Management has focused on inventory practices and, coupled with lower SG&A expenses, the company's gross margin increased 350 basis points leading to an 11% increase in gross profit. Product markdowns were lower even though the company ran aggressive promotional campaigns.

On the bottom line, the company posted an adjusted net loss of $0.12 per share -- one penny below last year's number and a hair under analyst estimates.

As mentioned, fourth-quarter guidance dictates lower sales (both top line and store level) and an operating loss, though management is still improving margins with tighter cost controls and inventory management.

When companies and their respective stocks bottom out, it can be Christmas come (just a little bit) early for value-oriented investors. Retailers are often hard hit based on short-term performance, much of which is dictated by the macroeconomic environment, but maintain solid fundamentals and competitive advantages in the long term.

Wet Seal, at its current valuation, does not fall into this category.

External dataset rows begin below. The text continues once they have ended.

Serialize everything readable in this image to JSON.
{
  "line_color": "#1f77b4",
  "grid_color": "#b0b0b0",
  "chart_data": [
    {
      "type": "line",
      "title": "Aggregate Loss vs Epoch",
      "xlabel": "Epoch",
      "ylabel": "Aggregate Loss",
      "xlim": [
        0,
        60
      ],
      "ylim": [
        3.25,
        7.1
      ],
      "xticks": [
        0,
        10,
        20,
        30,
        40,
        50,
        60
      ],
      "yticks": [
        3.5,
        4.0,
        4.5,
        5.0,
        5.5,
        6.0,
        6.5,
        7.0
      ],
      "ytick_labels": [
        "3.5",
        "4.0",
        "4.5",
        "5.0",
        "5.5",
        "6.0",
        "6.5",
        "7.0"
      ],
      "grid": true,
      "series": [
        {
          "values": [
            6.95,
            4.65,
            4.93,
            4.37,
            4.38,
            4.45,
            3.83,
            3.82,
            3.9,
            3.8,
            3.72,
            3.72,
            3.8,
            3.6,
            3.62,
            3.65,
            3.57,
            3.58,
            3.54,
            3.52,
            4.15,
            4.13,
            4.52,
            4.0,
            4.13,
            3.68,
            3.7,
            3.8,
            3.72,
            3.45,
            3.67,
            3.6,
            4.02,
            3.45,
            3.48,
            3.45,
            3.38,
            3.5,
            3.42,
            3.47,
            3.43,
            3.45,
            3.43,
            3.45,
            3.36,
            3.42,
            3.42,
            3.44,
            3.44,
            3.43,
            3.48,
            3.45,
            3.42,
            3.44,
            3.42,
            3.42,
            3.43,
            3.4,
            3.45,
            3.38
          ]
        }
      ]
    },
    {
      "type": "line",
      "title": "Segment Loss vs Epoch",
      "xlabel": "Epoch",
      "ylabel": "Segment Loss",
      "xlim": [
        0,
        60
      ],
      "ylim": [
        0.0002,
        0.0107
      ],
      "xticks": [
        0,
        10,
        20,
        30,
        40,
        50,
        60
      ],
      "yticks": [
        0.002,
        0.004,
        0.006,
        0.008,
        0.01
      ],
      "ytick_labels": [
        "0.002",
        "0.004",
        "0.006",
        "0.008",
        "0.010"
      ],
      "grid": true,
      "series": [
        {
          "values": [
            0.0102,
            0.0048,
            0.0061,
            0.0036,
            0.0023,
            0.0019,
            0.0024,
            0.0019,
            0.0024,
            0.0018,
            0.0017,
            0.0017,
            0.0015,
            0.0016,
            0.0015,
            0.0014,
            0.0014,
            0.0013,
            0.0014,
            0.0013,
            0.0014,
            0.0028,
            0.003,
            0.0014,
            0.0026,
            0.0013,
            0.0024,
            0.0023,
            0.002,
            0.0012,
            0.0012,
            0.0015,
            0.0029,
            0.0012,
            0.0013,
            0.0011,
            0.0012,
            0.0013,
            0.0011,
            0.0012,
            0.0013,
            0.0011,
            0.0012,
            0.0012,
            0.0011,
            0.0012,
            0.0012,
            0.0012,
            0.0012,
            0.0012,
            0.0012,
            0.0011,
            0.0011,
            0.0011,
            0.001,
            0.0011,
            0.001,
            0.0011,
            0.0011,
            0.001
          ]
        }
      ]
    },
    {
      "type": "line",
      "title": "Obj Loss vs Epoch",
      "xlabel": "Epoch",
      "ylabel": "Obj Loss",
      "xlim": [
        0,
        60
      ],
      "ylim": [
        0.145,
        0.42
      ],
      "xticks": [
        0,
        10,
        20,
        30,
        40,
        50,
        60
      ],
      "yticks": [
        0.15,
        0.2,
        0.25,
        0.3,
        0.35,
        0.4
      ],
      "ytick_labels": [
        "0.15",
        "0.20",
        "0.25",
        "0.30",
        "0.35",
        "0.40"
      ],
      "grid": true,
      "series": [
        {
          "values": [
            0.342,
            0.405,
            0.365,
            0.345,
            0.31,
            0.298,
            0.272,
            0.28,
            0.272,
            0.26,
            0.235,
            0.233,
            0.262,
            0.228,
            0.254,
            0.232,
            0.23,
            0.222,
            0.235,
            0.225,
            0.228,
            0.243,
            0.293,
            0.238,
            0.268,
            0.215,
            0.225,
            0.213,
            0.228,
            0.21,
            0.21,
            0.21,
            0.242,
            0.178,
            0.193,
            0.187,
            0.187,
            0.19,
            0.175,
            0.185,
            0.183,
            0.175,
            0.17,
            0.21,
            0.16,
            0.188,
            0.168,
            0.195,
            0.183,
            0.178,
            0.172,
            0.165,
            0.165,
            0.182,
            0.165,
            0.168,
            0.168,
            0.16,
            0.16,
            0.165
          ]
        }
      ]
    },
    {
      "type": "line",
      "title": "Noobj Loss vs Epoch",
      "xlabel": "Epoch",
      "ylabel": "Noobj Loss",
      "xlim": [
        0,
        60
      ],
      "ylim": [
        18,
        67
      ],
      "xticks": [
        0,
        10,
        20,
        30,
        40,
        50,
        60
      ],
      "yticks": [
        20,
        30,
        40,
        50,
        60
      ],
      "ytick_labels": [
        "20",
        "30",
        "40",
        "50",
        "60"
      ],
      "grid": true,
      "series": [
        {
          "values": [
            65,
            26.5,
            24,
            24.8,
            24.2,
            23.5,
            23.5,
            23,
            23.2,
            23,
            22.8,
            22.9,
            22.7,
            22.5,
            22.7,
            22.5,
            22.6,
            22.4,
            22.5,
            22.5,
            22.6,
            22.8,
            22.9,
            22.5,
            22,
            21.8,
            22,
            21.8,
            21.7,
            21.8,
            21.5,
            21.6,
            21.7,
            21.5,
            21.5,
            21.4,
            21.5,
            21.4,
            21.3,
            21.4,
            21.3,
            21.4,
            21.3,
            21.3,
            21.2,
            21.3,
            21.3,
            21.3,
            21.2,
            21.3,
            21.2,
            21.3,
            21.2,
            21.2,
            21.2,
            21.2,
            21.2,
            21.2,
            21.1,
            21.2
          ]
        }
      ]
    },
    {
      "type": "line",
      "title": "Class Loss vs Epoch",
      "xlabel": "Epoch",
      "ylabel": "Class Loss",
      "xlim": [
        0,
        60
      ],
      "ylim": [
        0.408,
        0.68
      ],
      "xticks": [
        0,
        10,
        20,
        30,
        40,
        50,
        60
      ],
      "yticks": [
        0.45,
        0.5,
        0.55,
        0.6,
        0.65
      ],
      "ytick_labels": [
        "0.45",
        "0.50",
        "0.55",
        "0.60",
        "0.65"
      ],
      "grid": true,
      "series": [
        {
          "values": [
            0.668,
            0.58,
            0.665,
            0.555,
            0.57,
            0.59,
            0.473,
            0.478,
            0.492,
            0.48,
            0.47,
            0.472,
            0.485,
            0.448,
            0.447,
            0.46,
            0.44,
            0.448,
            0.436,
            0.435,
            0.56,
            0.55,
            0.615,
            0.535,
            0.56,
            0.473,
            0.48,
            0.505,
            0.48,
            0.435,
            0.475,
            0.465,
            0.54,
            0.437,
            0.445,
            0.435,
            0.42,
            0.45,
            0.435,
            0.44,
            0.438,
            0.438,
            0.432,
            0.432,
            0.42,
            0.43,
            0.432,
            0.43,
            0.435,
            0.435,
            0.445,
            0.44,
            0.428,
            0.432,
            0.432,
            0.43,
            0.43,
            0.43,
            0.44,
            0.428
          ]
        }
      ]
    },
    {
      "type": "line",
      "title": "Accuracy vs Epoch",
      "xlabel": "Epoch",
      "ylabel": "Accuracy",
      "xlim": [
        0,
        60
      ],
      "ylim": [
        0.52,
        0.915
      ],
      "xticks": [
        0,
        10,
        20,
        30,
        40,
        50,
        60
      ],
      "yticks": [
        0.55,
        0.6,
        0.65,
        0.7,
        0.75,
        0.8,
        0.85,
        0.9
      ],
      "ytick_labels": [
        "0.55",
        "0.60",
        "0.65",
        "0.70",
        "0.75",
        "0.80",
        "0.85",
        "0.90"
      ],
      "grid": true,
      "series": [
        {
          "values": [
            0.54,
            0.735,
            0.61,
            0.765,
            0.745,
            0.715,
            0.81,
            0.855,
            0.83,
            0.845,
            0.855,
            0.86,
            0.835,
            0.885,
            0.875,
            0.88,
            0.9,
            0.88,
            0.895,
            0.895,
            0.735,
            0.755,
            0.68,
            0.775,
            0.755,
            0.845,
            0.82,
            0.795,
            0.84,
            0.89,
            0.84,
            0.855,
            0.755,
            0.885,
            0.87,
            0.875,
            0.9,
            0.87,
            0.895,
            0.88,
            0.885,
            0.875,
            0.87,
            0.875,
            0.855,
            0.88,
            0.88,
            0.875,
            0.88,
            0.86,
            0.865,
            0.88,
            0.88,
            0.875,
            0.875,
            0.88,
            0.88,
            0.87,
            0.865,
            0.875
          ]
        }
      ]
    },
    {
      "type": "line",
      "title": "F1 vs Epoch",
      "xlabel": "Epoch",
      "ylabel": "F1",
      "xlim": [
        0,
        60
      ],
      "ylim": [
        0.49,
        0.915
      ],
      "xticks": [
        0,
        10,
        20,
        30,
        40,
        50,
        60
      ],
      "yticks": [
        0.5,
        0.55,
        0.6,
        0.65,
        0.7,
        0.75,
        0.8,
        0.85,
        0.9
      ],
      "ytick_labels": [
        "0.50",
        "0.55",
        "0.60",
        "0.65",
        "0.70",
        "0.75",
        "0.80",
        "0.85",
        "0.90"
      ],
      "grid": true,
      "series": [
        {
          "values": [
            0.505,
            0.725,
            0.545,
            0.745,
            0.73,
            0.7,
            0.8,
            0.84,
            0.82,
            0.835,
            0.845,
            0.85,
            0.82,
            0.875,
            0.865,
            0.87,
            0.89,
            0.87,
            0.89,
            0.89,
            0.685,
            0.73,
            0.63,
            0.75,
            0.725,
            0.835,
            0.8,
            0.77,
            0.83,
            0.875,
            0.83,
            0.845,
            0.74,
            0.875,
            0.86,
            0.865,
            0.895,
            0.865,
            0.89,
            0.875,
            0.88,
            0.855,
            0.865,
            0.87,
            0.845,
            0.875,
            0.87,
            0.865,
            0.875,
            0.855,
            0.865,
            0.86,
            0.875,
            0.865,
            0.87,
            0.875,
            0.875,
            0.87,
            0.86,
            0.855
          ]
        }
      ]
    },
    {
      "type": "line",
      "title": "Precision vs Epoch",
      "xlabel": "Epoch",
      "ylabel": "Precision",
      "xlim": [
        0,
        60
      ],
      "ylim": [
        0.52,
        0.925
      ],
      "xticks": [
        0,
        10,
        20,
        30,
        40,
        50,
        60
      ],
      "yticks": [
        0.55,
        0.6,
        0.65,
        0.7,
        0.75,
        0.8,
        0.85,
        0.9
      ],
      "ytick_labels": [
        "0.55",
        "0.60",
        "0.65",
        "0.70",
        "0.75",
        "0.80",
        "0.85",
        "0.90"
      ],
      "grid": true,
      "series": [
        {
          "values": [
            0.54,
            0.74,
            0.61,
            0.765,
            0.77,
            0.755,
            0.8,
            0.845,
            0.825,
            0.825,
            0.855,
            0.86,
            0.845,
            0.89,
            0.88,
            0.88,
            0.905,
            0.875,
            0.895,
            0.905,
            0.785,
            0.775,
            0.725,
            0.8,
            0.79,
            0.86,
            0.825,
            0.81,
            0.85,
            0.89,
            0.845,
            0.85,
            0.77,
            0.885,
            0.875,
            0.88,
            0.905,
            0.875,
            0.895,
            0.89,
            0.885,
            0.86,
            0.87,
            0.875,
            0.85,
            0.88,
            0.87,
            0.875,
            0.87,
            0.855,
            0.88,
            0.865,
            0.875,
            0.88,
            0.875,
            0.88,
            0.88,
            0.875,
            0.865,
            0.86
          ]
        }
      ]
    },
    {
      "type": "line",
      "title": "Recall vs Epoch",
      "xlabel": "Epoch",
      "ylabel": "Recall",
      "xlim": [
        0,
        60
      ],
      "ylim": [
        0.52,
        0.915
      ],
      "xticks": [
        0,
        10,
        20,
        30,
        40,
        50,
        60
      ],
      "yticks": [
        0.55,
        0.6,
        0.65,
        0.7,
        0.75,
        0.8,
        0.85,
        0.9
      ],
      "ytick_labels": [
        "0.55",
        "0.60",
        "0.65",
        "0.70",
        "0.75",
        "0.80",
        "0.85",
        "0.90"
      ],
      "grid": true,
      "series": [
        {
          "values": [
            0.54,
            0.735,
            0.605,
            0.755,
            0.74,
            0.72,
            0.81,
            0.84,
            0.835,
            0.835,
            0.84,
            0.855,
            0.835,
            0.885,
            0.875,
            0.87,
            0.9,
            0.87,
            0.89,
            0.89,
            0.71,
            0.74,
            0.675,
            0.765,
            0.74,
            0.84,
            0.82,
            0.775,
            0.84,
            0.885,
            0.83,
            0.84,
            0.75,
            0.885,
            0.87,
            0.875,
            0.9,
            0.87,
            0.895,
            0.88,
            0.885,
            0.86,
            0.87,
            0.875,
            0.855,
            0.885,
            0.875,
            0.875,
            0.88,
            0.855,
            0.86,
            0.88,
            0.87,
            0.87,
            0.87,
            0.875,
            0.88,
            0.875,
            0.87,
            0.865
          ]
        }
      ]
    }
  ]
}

Teen apparel is an ultracompetitive market. When that market experiences a demand squeeze, the name of the game is price cuts. It's lose-lose, as companies have no choice but to cut prices and crunch their margins. Wet Seal does have a formidable mall presence, but its products do little to separate it from the guy next door.

At 22 times projected forward earnings, Wet Seal largely eliminates the value appeal of a deeply cut retail stock. Other than the solid efforts from management to keep the business operating efficiently during this troubling period, there isn't much evidence of improvement on the horizon.

If Wet Seal gets cheaper or shows signs of renewed life, there may be an opportunity. Until then, keep on walking toward the food court.